Quality issues aside (the image does look extremely good), the workflow has become all-digital, which I love, but also with pluses and minuses:


On shoots I record to P2 cards, then offload the media to a Windows laptop using P2Genie. Back in the edit bay, I copy this media to a hard drive dedicated to the project, then ingest using Final Cut Pro's native P2 import tools. Works like a charm.

  1. Never have to fool around with tape, and the associated problems, again.
  2. Very limited possibility of dropouts; no possibility of head clog or failure.
  3. Easy to use in rough environments.
  4. Using auxiliary equipment (eg, DV Rack, P2 Store or Focus Enhancements FS-100), recording time to disk can be greatly extended. However, I still recommend P2 cards as one won't have to fool with the camera tethered to another piece of equipment.
  5. Flexibility: P2 cameras can link to auxiliary DV gear, such as decks, etc, for extended recording on tape in DV, DVCPRO, HDV or other formats. I've done this when hired to record day-long events.
  1. Requires management of media, both on site and in post, and even after wrap-up to ensure retrievable media in the event of a re-edit down the line. It ain't like saving a tape.
    1. Saving the raw media on a high-quality hard disk drive that is dedicated to the project seems to be the answer for me.
  2. Depending on the number and size of P2 cards one has, it may require an interruption in shooting to offload the media to disk or laptop.
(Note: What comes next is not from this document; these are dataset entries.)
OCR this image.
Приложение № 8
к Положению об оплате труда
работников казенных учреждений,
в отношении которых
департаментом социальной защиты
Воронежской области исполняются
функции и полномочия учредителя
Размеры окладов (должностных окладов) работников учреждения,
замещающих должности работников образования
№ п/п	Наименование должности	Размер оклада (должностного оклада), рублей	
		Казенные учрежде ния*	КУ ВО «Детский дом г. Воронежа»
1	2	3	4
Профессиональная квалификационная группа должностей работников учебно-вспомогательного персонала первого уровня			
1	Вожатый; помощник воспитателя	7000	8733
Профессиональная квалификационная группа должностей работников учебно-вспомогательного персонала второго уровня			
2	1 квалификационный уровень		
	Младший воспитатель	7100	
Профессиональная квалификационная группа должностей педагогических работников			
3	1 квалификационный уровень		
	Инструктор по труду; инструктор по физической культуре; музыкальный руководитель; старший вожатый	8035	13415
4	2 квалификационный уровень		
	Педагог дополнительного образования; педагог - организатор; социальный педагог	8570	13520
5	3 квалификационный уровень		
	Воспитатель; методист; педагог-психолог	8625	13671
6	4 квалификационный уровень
  3. Cards are expensive. But, you never have to buy tape again. Nor will you explain to your client why you missed a shot because the tape failed.
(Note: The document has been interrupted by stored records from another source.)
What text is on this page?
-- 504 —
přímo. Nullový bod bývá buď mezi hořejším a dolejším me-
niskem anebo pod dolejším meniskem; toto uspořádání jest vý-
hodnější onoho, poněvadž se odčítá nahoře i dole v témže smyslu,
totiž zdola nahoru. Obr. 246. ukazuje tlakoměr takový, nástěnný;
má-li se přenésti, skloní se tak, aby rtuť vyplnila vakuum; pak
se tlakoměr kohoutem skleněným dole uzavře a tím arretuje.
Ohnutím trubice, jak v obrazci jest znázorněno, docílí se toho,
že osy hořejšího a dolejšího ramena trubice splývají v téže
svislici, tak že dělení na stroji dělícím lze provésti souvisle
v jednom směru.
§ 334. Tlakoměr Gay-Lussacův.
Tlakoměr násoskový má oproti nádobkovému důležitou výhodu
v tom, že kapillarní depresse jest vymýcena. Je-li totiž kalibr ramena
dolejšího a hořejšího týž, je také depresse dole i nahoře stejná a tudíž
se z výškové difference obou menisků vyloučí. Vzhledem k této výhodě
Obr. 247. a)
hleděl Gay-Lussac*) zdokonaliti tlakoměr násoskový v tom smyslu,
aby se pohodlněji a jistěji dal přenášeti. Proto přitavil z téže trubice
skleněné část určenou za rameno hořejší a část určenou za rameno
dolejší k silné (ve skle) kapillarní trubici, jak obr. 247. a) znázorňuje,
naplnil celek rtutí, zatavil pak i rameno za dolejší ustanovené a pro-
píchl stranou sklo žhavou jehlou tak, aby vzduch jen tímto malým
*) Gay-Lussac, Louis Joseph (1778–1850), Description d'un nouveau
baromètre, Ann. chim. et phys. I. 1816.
  4. Must be careful when selecting a laptop.
    1. For example, HP laptops have difficulty reading P2 cards. This was confirmed by HP support. And this is true for P2 cards connected to HP laptops through the Duel Adapter, as well.
    2. I was sure to buy a laptop that had native card support for both PCMCIA and Expresscard. The best I could find was the Toshiba P105-6217. I like this laptop, but think it's now discontinued. Figures.
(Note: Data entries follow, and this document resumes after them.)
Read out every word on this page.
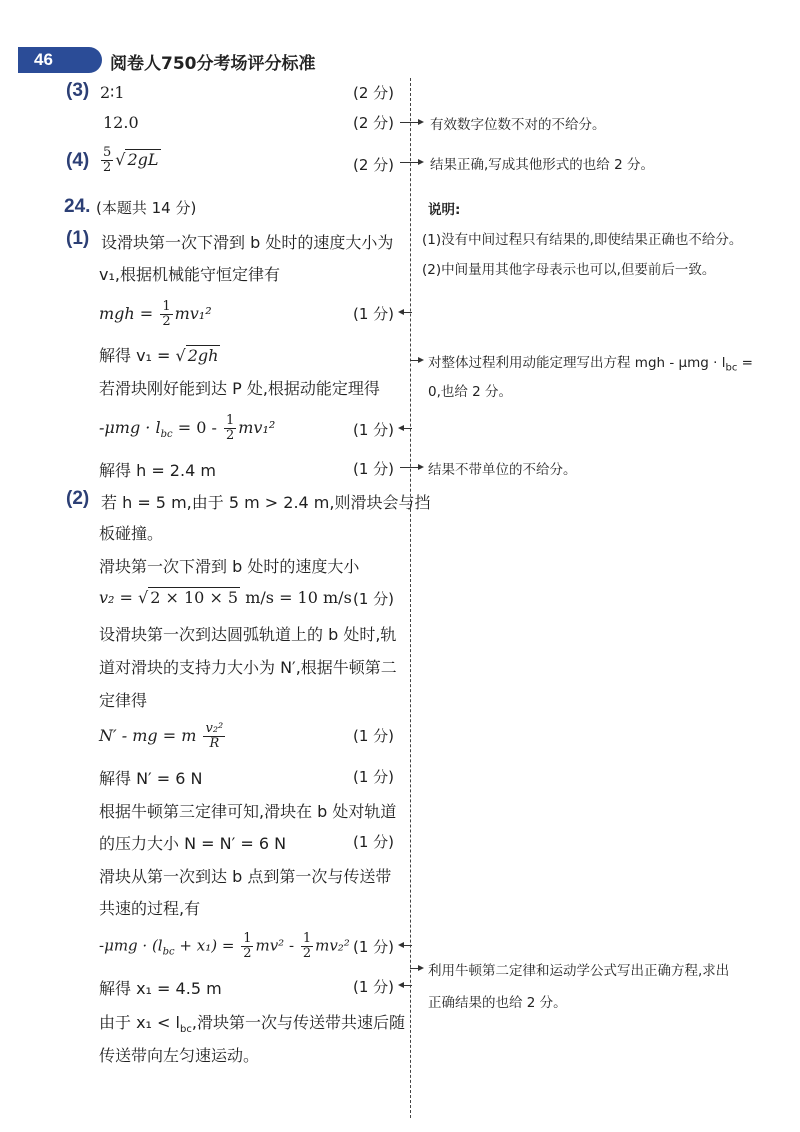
46	阅卷人750分考场评分标准
(3) 2∶1	(2 分)
12.0	(2 分)	有效数字位数不对的不给分。
$(4) \frac{5}{2}$ √ 2gL	(2 分)	结果正确,写成其他形式的也给 2 分。
24. (本题共 14 分)	说明:
(1)没有中间过程只有结果的,即使结果正确也不给分。
(2)中间量用其他字母表示也可以,但要前后一致。
(1) 设滑块第一次下滑到 b 处时的速度大小为
v₁,根据机械能守恒定律有
mgh = $\frac{1}{2} mv_1^2$	(1 分)
解得 v₁ = √ 2gh	对整体过程利用动能定理写出方程 mgh - $\mu mg \cdot l_{bc}$ =
0,也给 2 分。
若滑块刚好能到达 P 处,根据动能定理得
$-\mu mg \cdot l_{bc} = 0 - \frac{1}{2} mv_1^2$	(1 分)
解得 h = 2.4 m	(1 分)	结果不带单位的不给分。
(2) 若 h = 5 m,由于 5 m > 2.4 m,则滑块会与挡
板碰撞。
滑块第一次下滑到 b 处时的速度大小
v₂ = √ 2 × 10 × 5 m/s = 10 m/s (1 分)
设滑块第一次到达圆弧轨道上的 b 处时,轨
道对滑块的支持力大小为 N′,根据牛顿第二
定律得
N′ - mg = m $\frac{\text{v₂²}}{R}$	(1 分)
解得 N′ = 6 N	(1 分)
根据牛顿第三定律可知,滑块在 b 处对轨道
的压力大小 N = N′ = 6 N	(1 分)
滑块从第一次到达 b 点到第一次与传送带
共速的过程,有
$-\mu mg \cdot (l_{bc} + x_1) = \frac{1}{2} mv^2 - \frac{1}{2} mv_2^2$ (1 分)
解得 x₁ = 4.5 m	(1 分)
利用牛顿第二定律和运动学公式写出正确方程,求出
正确结果的也给 2 分。
由于 $x_1 < l_{bc}$,滑块第一次与传送带共速后随
传送带向左匀速运动。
    3. Win Vista can be a problem. Everything runs under Win XP, but to get some production software (such as DV Rack) to run under Vista might require extra effort. See this for more info.

For me the pluses far outweigh the minuses. I find I shoot more and better in this all-digital scenario.

Feel free to add comments about this, but it's a workflow that really fits the bill for me.